Even if meteorologists don’t succeed in predicting tornadoes, it’s worth the effort to try. This is an area of science where just small improvements could make a meaningful impact in the real world.
A few weeks ago, a hailstorm — another incredibly hard-to-predict weather phenomenon — pelted McGovern’s house. Her family only had 10 minutes of warning before the storm hit. “We personally lost windows in our house,” she says. “If I had an hour’s warning, what else could I have done? I couldn’t move my house out of the way. But maybe I could have taken other precautions.”

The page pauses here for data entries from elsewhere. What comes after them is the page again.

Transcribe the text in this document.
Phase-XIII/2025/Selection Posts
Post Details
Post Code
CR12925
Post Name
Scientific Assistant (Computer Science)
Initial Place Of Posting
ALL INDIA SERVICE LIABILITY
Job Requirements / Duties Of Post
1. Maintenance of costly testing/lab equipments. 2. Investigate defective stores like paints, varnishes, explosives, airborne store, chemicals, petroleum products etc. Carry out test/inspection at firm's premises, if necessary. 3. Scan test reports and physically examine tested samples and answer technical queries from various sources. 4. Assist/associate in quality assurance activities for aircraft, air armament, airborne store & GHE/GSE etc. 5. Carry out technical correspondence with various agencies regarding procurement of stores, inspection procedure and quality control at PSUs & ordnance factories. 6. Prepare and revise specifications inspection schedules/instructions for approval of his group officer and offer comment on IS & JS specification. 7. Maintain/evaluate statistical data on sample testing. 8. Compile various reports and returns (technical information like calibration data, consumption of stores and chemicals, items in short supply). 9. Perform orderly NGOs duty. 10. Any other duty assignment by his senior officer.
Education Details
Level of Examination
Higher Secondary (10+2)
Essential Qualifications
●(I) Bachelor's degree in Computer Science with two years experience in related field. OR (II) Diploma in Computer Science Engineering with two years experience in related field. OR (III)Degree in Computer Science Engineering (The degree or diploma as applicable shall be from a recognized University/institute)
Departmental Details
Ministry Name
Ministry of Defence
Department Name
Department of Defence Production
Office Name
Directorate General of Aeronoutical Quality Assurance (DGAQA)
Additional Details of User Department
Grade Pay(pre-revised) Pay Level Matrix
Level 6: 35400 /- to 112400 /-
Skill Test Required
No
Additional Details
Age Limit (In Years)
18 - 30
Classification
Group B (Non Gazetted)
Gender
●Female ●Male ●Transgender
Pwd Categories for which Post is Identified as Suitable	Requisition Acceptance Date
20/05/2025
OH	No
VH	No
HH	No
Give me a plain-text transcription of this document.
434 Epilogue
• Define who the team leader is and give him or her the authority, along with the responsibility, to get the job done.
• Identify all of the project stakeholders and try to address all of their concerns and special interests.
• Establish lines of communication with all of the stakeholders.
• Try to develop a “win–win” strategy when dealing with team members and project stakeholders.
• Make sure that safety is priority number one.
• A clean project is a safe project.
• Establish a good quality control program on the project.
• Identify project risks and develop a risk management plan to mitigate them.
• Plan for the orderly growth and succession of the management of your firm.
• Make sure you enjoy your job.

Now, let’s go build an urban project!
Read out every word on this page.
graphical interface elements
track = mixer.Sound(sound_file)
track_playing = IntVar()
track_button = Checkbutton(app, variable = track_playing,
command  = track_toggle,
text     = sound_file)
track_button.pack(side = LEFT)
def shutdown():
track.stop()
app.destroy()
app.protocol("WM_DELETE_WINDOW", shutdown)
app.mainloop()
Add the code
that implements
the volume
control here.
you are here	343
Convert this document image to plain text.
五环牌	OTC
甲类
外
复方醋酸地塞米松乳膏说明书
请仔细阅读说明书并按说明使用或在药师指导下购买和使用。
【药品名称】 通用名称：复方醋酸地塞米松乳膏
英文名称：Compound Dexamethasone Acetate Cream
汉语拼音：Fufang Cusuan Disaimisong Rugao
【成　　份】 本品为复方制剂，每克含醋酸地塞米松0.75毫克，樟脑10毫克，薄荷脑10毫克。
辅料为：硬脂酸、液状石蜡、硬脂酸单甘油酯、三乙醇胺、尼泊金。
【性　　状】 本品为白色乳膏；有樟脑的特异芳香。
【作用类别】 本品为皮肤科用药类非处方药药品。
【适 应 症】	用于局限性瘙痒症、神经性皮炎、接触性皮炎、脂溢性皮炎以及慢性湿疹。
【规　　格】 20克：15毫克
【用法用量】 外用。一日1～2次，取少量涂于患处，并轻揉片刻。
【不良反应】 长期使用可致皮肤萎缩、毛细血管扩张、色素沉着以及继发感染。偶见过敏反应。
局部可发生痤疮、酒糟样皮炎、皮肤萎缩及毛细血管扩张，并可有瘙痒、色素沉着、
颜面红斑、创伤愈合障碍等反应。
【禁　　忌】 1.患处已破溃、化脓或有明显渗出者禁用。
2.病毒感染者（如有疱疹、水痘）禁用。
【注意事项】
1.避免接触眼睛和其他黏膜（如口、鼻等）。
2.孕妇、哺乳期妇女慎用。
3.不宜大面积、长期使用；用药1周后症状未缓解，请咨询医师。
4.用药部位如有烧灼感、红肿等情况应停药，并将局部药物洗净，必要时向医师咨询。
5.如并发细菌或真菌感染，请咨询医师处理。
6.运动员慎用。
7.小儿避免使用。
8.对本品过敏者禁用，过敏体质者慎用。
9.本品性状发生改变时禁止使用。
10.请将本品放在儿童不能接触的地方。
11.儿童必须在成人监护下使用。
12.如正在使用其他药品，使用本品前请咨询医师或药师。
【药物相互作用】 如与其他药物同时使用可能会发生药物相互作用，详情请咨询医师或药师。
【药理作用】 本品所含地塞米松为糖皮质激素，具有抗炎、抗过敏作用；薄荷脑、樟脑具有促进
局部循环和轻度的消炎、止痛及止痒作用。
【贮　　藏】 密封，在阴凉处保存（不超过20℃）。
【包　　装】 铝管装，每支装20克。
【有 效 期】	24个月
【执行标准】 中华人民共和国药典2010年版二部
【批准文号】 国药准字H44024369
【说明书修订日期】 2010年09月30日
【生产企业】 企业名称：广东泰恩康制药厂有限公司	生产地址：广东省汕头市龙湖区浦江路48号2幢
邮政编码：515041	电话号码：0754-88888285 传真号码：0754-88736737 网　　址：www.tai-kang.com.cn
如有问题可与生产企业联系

Odhwani, the tornado survivor in East Nashville, says that more time would have allowed him to “call some of my friends here that were actually sleeping,” and to help them get to safety. They too survived the storm, but he heard about others who weren’t so lucky — like two people who died in the storm as they were leaving a cocktail bar. “There was not really much of a warning for anyone,” he says.
Correction, June 8, 5:40 pm: This article was corrected to include more recent estimates of tornado warning lead times.